Brividi: il nostro alleato segreto contro le infezioni

Brividi: il nostro alleato segreto contro le infezioni

Brividi: il nostro alleato segreto contro le infezioni

Giada Liguori

Febbraio 14, 2026

Milano, 14 febbraio 2026 – Quando si avvertono brividi durante l’influenza, non è solo un fastidio legato alla febbre, ma una vera e propria strategia messa in atto dal cervello per difendersi. Lo conferma una ricerca della Nagoya University Graduate School of Medicine, pubblicata su The Journal of Physiology, che fa luce sui modi in cui il corpo combatte l’infezione.

Brividi: il segnale che il corpo cerca calore

Lo studio spiega che i brividi non sono solo un sintomo sgradevole. Sono un messaggio chiaro che il cervello manda per spingere a cercare calore. “Alzare la temperatura corporea aiuta a fermare la crescita dei germi e a far lavorare meglio le difese immunitarie”, dice Kazuhiro Nakamura, uno degli autori. Quindi, quando si ha l’influenza, mettere una coperta in più o aumentare il riscaldamento non è solo per sentirsi meglio: è un meccanismo naturale che aiuta a guarire.

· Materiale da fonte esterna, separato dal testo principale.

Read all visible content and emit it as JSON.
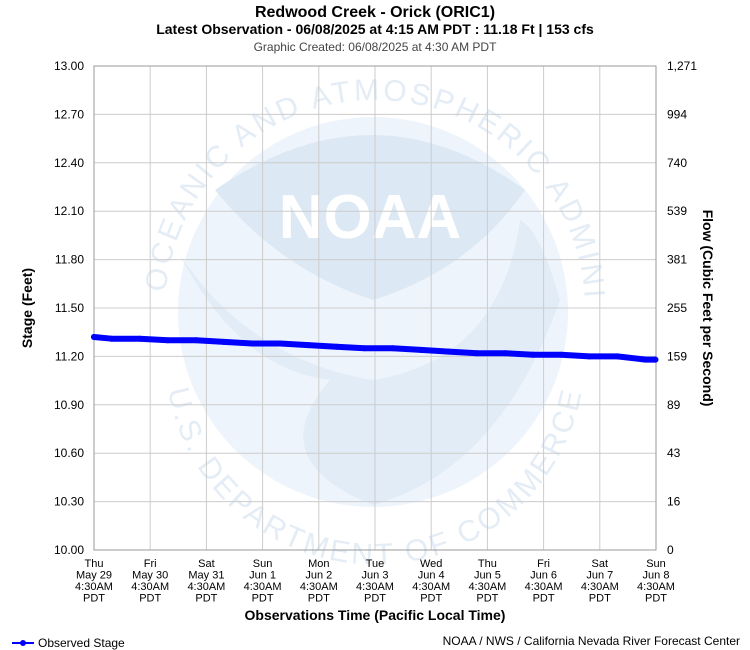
{
  "header": {
    "title": "Redwood Creek - Orick (ORIC1)",
    "subtitle": "Latest Observation - 06/08/2025 at 4:15 AM PDT : 11.18 Ft | 153 cfs",
    "created": "Graphic Created: 06/08/2025 at 4:30 AM PDT"
  },
  "footer": {
    "legend_label": "Observed Stage",
    "credit": "NOAA / NWS / California Nevada River Forecast Center"
  },
  "watermark": {
    "logo_text": "NOAA",
    "ring_top": "NATIONAL OCEANIC AND ATMOSPHERIC ADMINISTRATION",
    "ring_bottom": "U.S. DEPARTMENT OF COMMERCE"
  },
  "colors": {
    "series": "#0000ff",
    "grid": "#cccccc",
    "watermark": "#dce8f4"
  },
  "chart_data": {
    "type": "line",
    "xlabel": "Observations Time (Pacific Local Time)",
    "ylabel": "Stage (Feet)",
    "y2label": "Flow (Cubic Feet per Second)",
    "ylim": [
      10.0,
      13.0
    ],
    "yticks": [
      "13.00",
      "12.70",
      "12.40",
      "12.10",
      "11.80",
      "11.50",
      "11.20",
      "10.90",
      "10.60",
      "10.30",
      "10.00"
    ],
    "y2ticks": [
      "1,271",
      "994",
      "740",
      "539",
      "381",
      "255",
      "159",
      "89",
      "43",
      "16",
      "0"
    ],
    "x_ticks": [
      [
        "Thu",
        "May 29",
        "4:30AM",
        "PDT"
      ],
      [
        "Fri",
        "May 30",
        "4:30AM",
        "PDT"
      ],
      [
        "Sat",
        "May 31",
        "4:30AM",
        "PDT"
      ],
      [
        "Sun",
        "Jun 1",
        "4:30AM",
        "PDT"
      ],
      [
        "Mon",
        "Jun 2",
        "4:30AM",
        "PDT"
      ],
      [
        "Tue",
        "Jun 3",
        "4:30AM",
        "PDT"
      ],
      [
        "Wed",
        "Jun 4",
        "4:30AM",
        "PDT"
      ],
      [
        "Thu",
        "Jun 5",
        "4:30AM",
        "PDT"
      ],
      [
        "Fri",
        "Jun 6",
        "4:30AM",
        "PDT"
      ],
      [
        "Sat",
        "Jun 7",
        "4:30AM",
        "PDT"
      ],
      [
        "Sun",
        "Jun 8",
        "4:30AM",
        "PDT"
      ]
    ],
    "grid": true,
    "legend_position": "bottom-left",
    "series": [
      {
        "name": "Observed Stage",
        "x": [
          "2025-05-29 04:30",
          "2025-05-29 12:00",
          "2025-05-30 00:00",
          "2025-05-30 12:00",
          "2025-05-31 00:00",
          "2025-05-31 12:00",
          "2025-06-01 00:00",
          "2025-06-01 12:00",
          "2025-06-02 00:00",
          "2025-06-02 12:00",
          "2025-06-03 00:00",
          "2025-06-03 12:00",
          "2025-06-04 00:00",
          "2025-06-04 12:00",
          "2025-06-05 00:00",
          "2025-06-05 12:00",
          "2025-06-06 00:00",
          "2025-06-06 12:00",
          "2025-06-07 00:00",
          "2025-06-07 12:00",
          "2025-06-08 00:00",
          "2025-06-08 04:15"
        ],
        "y": [
          11.32,
          11.31,
          11.31,
          11.3,
          11.3,
          11.29,
          11.28,
          11.28,
          11.27,
          11.26,
          11.25,
          11.25,
          11.24,
          11.23,
          11.22,
          11.22,
          11.21,
          11.21,
          11.2,
          11.2,
          11.18,
          11.18
        ]
      }
    ]
  }
}
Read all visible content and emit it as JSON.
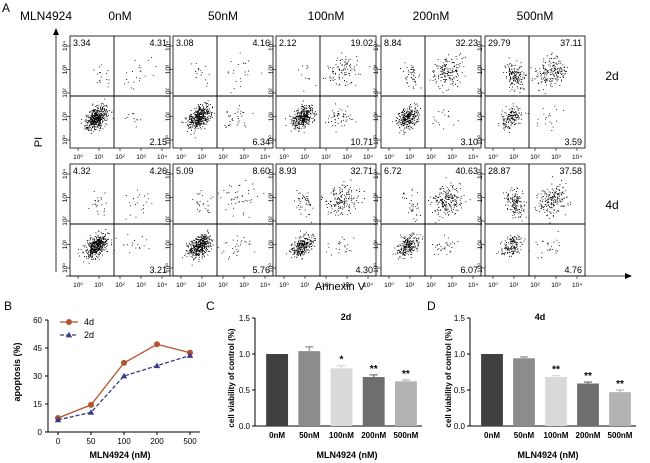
{
  "colors": {
    "dot": "#000000",
    "line_4d": "#b5532f",
    "line_2d": "#3a3a85",
    "bar_0nM": "#404040",
    "bar_50nM": "#8c8c8c",
    "bar_100nM": "#d9d9d9",
    "bar_200nM": "#6e6e6e",
    "bar_500nM": "#b3b3b3"
  },
  "chart_data": [
    {
      "panel": "A",
      "type": "scatter",
      "title": "MLN4924",
      "xlabel": "Annexin V",
      "ylabel": "PI",
      "axis_tick_labels": [
        "10⁰",
        "10¹",
        "10²",
        "10³",
        "10⁴"
      ],
      "columns": [
        "0nM",
        "50nM",
        "100nM",
        "200nM",
        "500nM"
      ],
      "rows": [
        {
          "label": "2d",
          "quadrants": [
            {
              "ul": "3.34",
              "ur": "4.31",
              "lr": "2.15"
            },
            {
              "ul": "3.08",
              "ur": "4.16",
              "lr": "6.34"
            },
            {
              "ul": "2.12",
              "ur": "19.02",
              "lr": "10.71"
            },
            {
              "ul": "8.84",
              "ur": "32.23",
              "lr": "3.10"
            },
            {
              "ul": "29.79",
              "ur": "37.11",
              "lr": "3.59"
            }
          ]
        },
        {
          "label": "4d",
          "quadrants": [
            {
              "ul": "4.32",
              "ur": "4.26",
              "lr": "3.21"
            },
            {
              "ul": "5.09",
              "ur": "8.60",
              "lr": "5.76"
            },
            {
              "ul": "8.93",
              "ur": "32.71",
              "lr": "4.30"
            },
            {
              "ul": "6.72",
              "ur": "40.63",
              "lr": "6.07"
            },
            {
              "ul": "28.87",
              "ur": "37.58",
              "lr": "4.76"
            }
          ]
        }
      ]
    },
    {
      "panel": "B",
      "type": "line",
      "xlabel": "MLN4924 (nM)",
      "ylabel": "apoptosis (%)",
      "categories": [
        "0",
        "50",
        "100",
        "200",
        "500"
      ],
      "ylim": [
        0,
        60
      ],
      "yticks": [
        "0",
        "15",
        "30",
        "45",
        "60"
      ],
      "series": [
        {
          "name": "4d",
          "values": [
            7.5,
            14.5,
            37,
            47,
            42.5
          ]
        },
        {
          "name": "2d",
          "values": [
            6.5,
            10.5,
            30,
            35.5,
            41
          ]
        }
      ]
    },
    {
      "panel": "C",
      "type": "bar",
      "title": "2d",
      "xlabel": "MLN4924 (nM)",
      "ylabel": "cell viability of control (%)",
      "categories": [
        "0nM",
        "50nM",
        "100nM",
        "200nM",
        "500nM"
      ],
      "values": [
        1.0,
        1.04,
        0.8,
        0.68,
        0.62
      ],
      "errors": [
        0,
        0.06,
        0.04,
        0.03,
        0.02
      ],
      "significance": [
        "",
        "",
        "*",
        "**",
        "**"
      ],
      "ylim": [
        0,
        1.5
      ],
      "yticks": [
        "0.0",
        "0.5",
        "1.0",
        "1.5"
      ]
    },
    {
      "panel": "D",
      "type": "bar",
      "title": "4d",
      "xlabel": "MLN4924 (nM)",
      "ylabel": "cell viability of control (%)",
      "categories": [
        "0nM",
        "50nM",
        "100nM",
        "200nM",
        "500nM"
      ],
      "values": [
        1.0,
        0.94,
        0.68,
        0.59,
        0.47
      ],
      "errors": [
        0,
        0.02,
        0.02,
        0.02,
        0.03
      ],
      "significance": [
        "",
        "",
        "**",
        "**",
        "**"
      ],
      "ylim": [
        0,
        1.5
      ],
      "yticks": [
        "0.0",
        "0.5",
        "1.0",
        "1.5"
      ]
    }
  ]
}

Il ruolo chiave della prostaglandina E2 e dell’ipotalamo

La sostanza che fa scattare tutto questo è la prostaglandina E2 (PGE2), prodotta dal sistema immunitario quando c’è un’infezione. Questa sostanza agisce sull’area preottica dell’ipotalamo, che controlla la temperatura corporea, causando la febbre. Ma non solo: la PGE2 fa scattare anche i brividi, aumenta la produzione di calore nel grasso bruno e restringe i vasi sanguigni della pelle.

“Pensiamo che la PGE2 agisca anche su altre parti del cervello, come il nucleo parabrachiale laterale (LPB), che trasmette i segnali sensoriali”, aggiunge Takaki Yahiro, coautore ora all’Oregon Health and Science University.

Topi e calore: un esperimento che parla chiaro

Per provarlo, i ricercatori hanno fatto esperimenti su topi sani e su topi con alti livelli di PGE2. Li hanno messi su due piastre metalliche: una a 28°C, temperatura neutra, e l’altra a 39°C, più calda. I topi sani preferivano la piastra fresca, mentre quelli con più PGE2 cercavano il caldo, alzando così la loro temperatura interna.

“Questo mostra che la PGE2 non solo scatena risposte automatiche, ma influenza anche il comportamento degli animali”, spiega Yoshiko Nakamura, terzo autore. Insomma, il cervello spinge a cercare calore quando si è malati.

Due aree del cervello per tenere tutto sotto controllo

L’analisi ha messo in luce due zone importanti: l’area preottica, che regola le risposte automatiche come i brividi e la produzione di calore, e il nucleo parabrachiale laterale (LPB), che guida il comportamento, come la voglia di stare in un posto più caldo. Solo così si capisce come il corpo coordini reazioni automatiche e scelte consapevoli.

Il recettore EP3: il comando della ricerca del calore

I ricercatori hanno studiato i quattro tipi di recettori per la PGE2 (EP1-EP4). Il protagonista è il recettore EP3, che fa partire la ricerca del calore. “Quando abbiamo bloccato EP3 nei topi, hanno smesso di scegliere la piastra calda”, racconta Nakamura. Un dettaglio che potrebbe aprire strade nuove per curare febbre e brividi nell’uomo.

Cosa significa per la nostra salute

Anche se lo studio è stato fatto sui topi, le conseguenze per l’uomo sono evidenti. “Capire questi meccanismi può aiutarci a gestire meglio febbre e brividi durante le malattie”, conclude Yahiro. Per ora, coprirsi quando si hanno i brividi resta un gesto importante: è il cervello che lo chiede, un segnale evolutivo per aiutarci a guarire.